JC - Sua interpretação está bem cool neste disco, ao contrário de Elis, que geralmente era arrebatada, de subir os tons, de dramatizar. Isto fica bem claro, em Atrás da Porta, uma canção de letra densa.
Illy - É isso Te adorando pelo avesso. Em muitos momentos da gravação eu tentava interpretar de forma diretamente inversa ao que Elis fazia, claro que sem dispersar para a mensagem da letra e da melodia. Em Atrás da Porta mesmo, a gente sofre, mas com um amor já mais atual , esboçando quase um sorriso. Propus a Silva que ele cantasse como se estivesse lendo a minha carta.
JC - Fala da opção pelos convidados, Silva e Baco Exu do Blues, a participação exatamente nestas músicas que cantam foi escolha sua?
Illy - Foram sim. Silva é um encontro muito feliz na minha vida profissional. Acho que somos parecidos nos gostos musicais. Assim que pensei em gravar, pensei nele. Primeiro a ideia era fazer algo com ele no piano, depois mudamos de ideia e trouxemos esse arranjo de baixo e clarinete. E no caso de Me deixas louca, eu tava estudando a letra da música quando notei que os versos pareciam com esse lance visceral de Baco. Falei pra ele: Baco, estou com uma ideia louca aqui,. ele topou na hora e trouxe uma divisão diferente, bem no seu estilo . Eu amei. Além de tudo isso, eles são expoentes da nova cena e a contemporaneidade é um fator crucial nesse projeto.

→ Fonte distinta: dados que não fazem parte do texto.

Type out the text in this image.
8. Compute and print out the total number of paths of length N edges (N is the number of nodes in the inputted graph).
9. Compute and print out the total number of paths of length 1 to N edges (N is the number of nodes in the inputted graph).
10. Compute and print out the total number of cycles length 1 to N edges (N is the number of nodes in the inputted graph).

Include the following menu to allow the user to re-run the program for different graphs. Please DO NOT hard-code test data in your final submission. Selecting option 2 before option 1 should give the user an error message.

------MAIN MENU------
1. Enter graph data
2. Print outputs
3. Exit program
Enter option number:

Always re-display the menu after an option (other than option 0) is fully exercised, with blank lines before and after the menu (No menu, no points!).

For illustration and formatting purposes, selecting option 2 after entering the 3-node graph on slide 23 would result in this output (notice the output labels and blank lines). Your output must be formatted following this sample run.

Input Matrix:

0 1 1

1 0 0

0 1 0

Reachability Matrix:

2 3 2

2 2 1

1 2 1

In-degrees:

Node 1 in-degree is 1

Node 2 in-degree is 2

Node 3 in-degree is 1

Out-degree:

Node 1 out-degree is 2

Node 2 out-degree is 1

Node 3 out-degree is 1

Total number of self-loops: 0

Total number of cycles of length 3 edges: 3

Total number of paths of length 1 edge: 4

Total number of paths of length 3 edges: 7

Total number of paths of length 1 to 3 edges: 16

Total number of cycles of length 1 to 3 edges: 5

JC - Muita gente está adiando lançamentos por causa da endemia. Você achou que este seria o momento certo para lançar disco novo?

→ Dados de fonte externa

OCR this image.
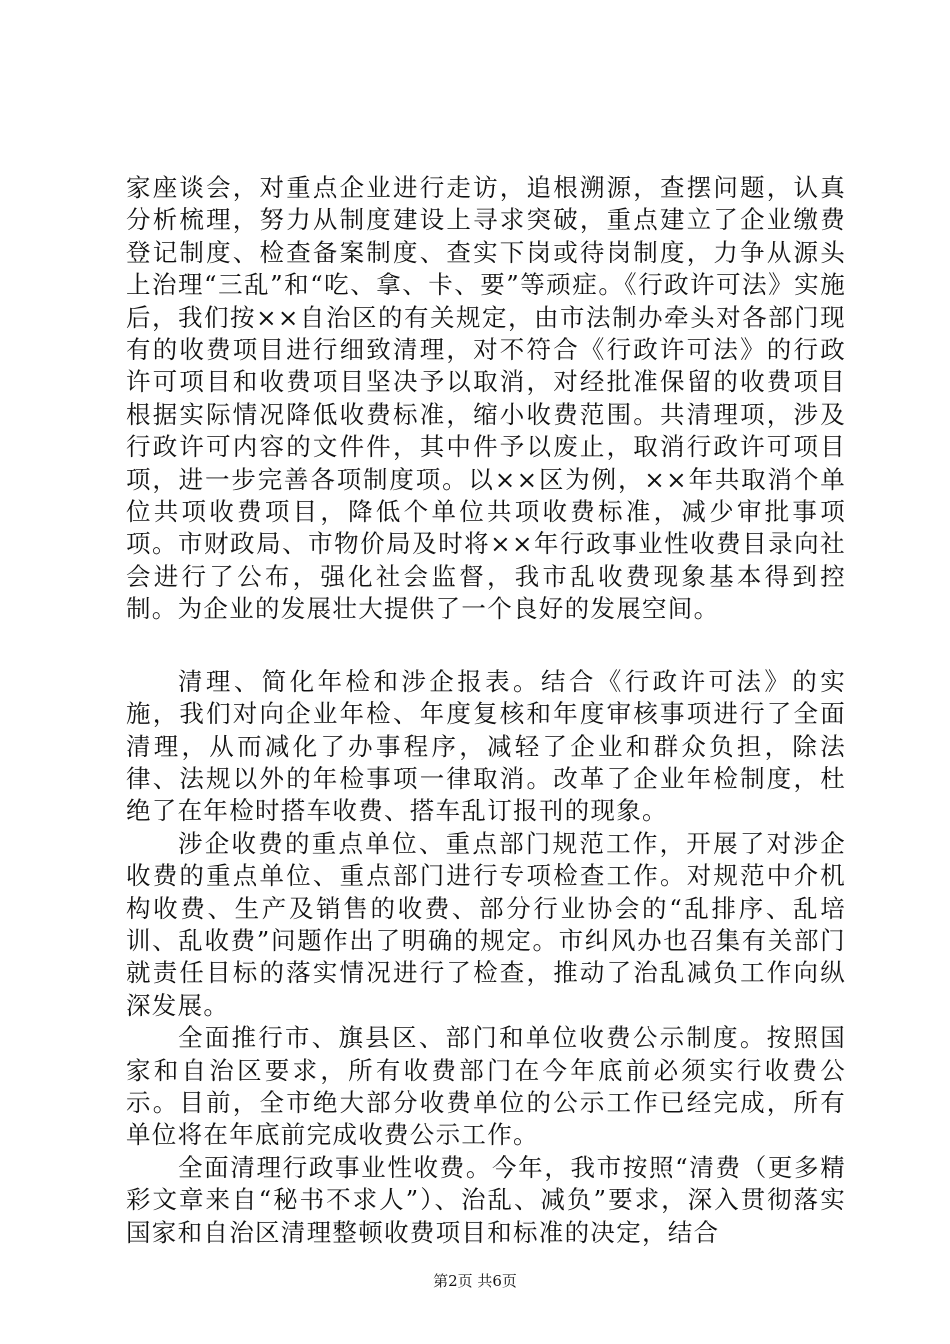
家座谈会，对重点企业进行走访，追根溯源，查摆问题，认真分析梳理，努力从制度建设上寻求突破，重点建立了企业缴费登记制度、检查备案制度、查实下岗或待岗制度，力争从源头上治理“三乱”和“吃、拿、卡、要”等顽症。《行政许可法》实施后，我们按××自治区的有关规定，由市法制办牵头对各部门现有的收费项目进行细致清理，对不符合《行政许可法》的行政许可项目和收费项目坚决予以取消，对经批准保留的收费项目根据实际情况降低收费标准，缩小收费范围。共清理项，涉及行政许可内容的文件件，其中件予以废止，取消行政许可项目项，进一步完善各项制度项。以××区为例，××年共取消个单位共项收费项目，降低个单位共项收费标准，减少审批事项项。市财政局、市物价局及时将××年行政事业性收费目录向社会进行了公布，强化社会监督，我市乱收费现象基本得到控制。为企业的发展壮大提供了一个良好的发展空间。

清理、简化年检和涉企报表。结合《行政许可法》的实施，我们对向企业年检、年度复核和年度审核事项进行了全面清理，从而减化了办事程序，减轻了企业和群众负担，除法律、法规以外的年检事项一律取消。改革了企业年检制度，杜绝了在年检时搭车收费、搭车乱订报刊的现象。

涉企收费的重点单位、重点部门规范工作，开展了对涉企收费的重点单位、重点部门进行专项检查工作。对规范中介机构收费、生产及销售的收费、部分行业协会的“乱排序、乱培训、乱收费”问题作出了明确的规定。市纠风办也召集有关部门就责任目标的落实情况进行了检查，推动了治乱减负工作向纵深发展。

全面推行市、旗县区、部门和单位收费公示制度。按照国家和自治区要求，所有收费部门在今年底前必须实行收费公示。目前，全市绝大部分收费单位的公示工作已经完成，所有单位将在年底前完成收费公示工作。

全面清理行政事业性收费。今年，我市按照“清费（更多精彩文章来自“秘书不求人”）、治乱、减负”要求，深入贯彻落实国家和自治区清理整顿收费项目和标准的决定，结合

第2页 共6页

Illy - Eu queria ter lançado esse disco em novembro, mas adiei pra não lançar disco e ter filho quase simultaneamente. Fui lançando singles e meu público me cobrando esse disco completo quase que diariamente. Não quis adiar mais por conta da pandemia. Acho que não é bem o momento certo, mas é meu jeito de fazer um carinho em quem gosta de meu som neste momento barra pesada. Há quem defenda também que as pessoas estão mais atentas em casa às novidades, mas sinceramente, não penso muito nessa conta.
DISCO
Elis Regina foi um equivalente, no canto popular brasileiro. A Pelé no futebol. A emoção e a técnica insuperáveis. Illy já no título alerta que não fez disco para competir. Te adorando Pelo Avesso, já está no título, que é um tributo que se distancia da perfeição de Elis. Isto fica explícito também no repertório, que tem apenas Atrás da Porta (Chico Buarque/Francis Hime), que ganhou uma interpretação definitiva. É a música que define o conceito de Illy. Com Elis Atrás da Porta equilibra-se entre o drama e o dramalhão tamanha a entrega da cantora. Com Illy a letra pesada fica mais leve. O que era sombrio, torna-se mais arejado.

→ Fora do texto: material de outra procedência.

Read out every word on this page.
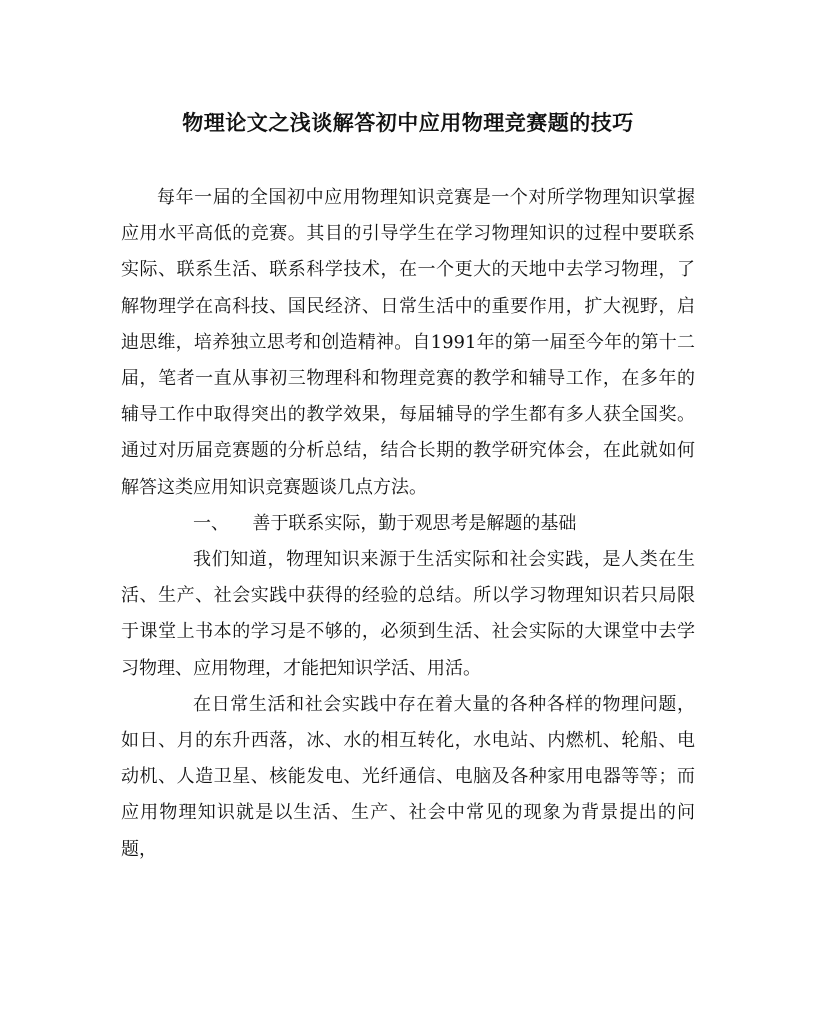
物理论文之浅谈解答初中应用物理竞赛题的技巧

每年一届的全国初中应用物理知识竞赛是一个对所学物理知识掌握应用水平高低的竞赛。其目的引导学生在学习物理知识的过程中要联系实际、联系生活、联系科学技术，在一个更大的天地中去学习物理，了解物理学在高科技、国民经济、日常生活中的重要作用，扩大视野，启迪思维，培养独立思考和创造精神。自1991年的第一届至今年的第十二届，笔者一直从事初三物理科和物理竞赛的教学和辅导工作，在多年的辅导工作中取得突出的教学效果，每届辅导的学生都有多人获全国奖。通过对历届竞赛题的分析总结，结合长期的教学研究体会，在此就如何解答这类应用知识竞赛题谈几点方法。

一、 善于联系实际，勤于观思考是解题的基础

我们知道，物理知识来源于生活实际和社会实践，是人类在生活、生产、社会实践中获得的经验的总结。所以学习物理知识若只局限于课堂上书本的学习是不够的，必须到生活、社会实际的大课堂中去学习物理、应用物理，才能把知识学活、用活。

在日常生活和社会实践中存在着大量的各种各样的物理问题，如日、月的东升西落，冰、水的相互转化，水电站、内燃机、轮船、电动机、人造卫星、核能发电、光纤通信、电脑及各种家用电器等等；而应用物理知识就是以生活、生产、社会中常见的现象为背景提出的问题，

As demais canções, com poucas exceções, Fascinação é uma destas, tiveram as inevitáveis grandes gravações de Elis, mas são marcadas indelevelmente pela sua voz. Nem são as mais marcantes. Alô Alô Marciano (Rita Lee/Roberto de Carvalho), Ladeira da Preguiça (Gilberto Gil), Trem Azul (Lô Borges/Ronaldo Bastos), e até Dois Pra lá Dois Pra Cá (João Bosco/Aldir Blanc). Illy canta bem, mas com simplicidade. Sem a irreverência mesmo quando muda o ritmo da canção. Com os Nossos Pais (Belchior), ganhou uma levada de ska. Silva e o rapper Baco Exu do Blues, convidados especiais, entraram no clima cool do disco. Com acompanhamento idem, de Gabriel Loddo: (baixo, Rhodes, caixa clara), Guilherme Lírio (guitarras) Pedro Fonte (bateria), Marcelo Costa (bateria e percussão). Illy é uma ótima cantora, com um timbre que às vezes lembra Gal Costa de início de carreira, mas não se arvora a ser deusa da MPB por canta a maior delas.